Suddenly, I received a note from my female negotiation partner.  “Do you have a sewing kit and do you know how to sew?”  I looked over and one of the buttons on her carefully selected new coat dress had fallen off from a key section of the dress.  Turns out the buttons were metal buttons and were slicing through the threads holding the buttons in place.

We had precious few hours left to complete the deal and were moving into a critical part of the day with a small group selected to complete the legal terms.  We had found the attorneys from the other party oblivious to our charm and were finding it tough to crack their serious and difficult nature.  Due to the timeframe, location and logistics, leaving for a wardrobe change was not an option.  We devised a workaround for this button without calling attention to the issue.  An hour or so later, a second button popped off.  No longer able to contain her laughter at the absurdity of the situation, my colleague burst into laughter, announcing to the tension filled room that she must apologize, but her dress was exploding. 

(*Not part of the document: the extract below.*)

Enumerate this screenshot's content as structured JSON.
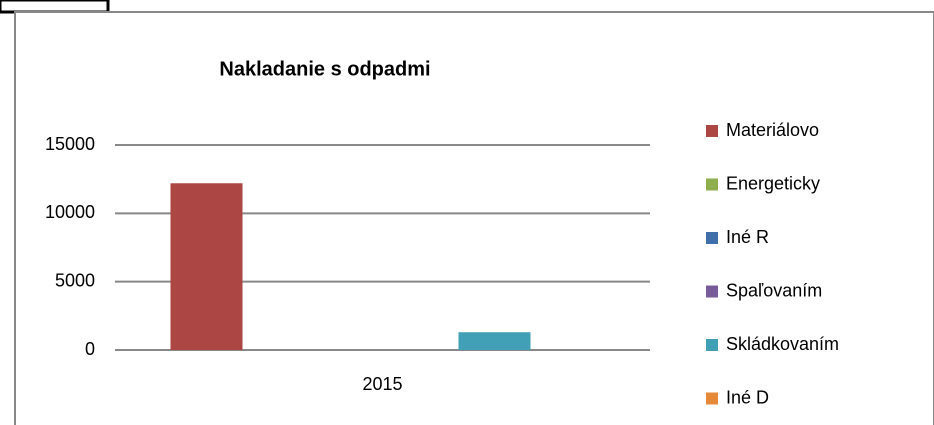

We all know that appearance in a negotiation is critical.  The right clothing goes a long way to setting the tone for the negotiation.  However, wardrobe malfunctions happen to everyone.  The exploding dress continued to lose buttons throughout the remainder of the long evening, a situation we handled with laughter and seeking assistance with the other part’s team to laughingly find alternative button holding solutions.  The humor of the situation connected the parties and continued to act as the spigot to release the tension built in a room.  The way we handled the situation exemplified exactly what we were looking to do in the negotiation - to improvise practically and creatively in the scene at hand.

The “Exploding Dress” story exemplifies how an absurd situation handled correctly can be turned into a positive outcome with the use of humor.  Often, the ability to use humor as a connector between the parties presents itself unexpectedly.  Having a responsive sense of humor in contentious settings weaves together laughing matters and deeply serious ones.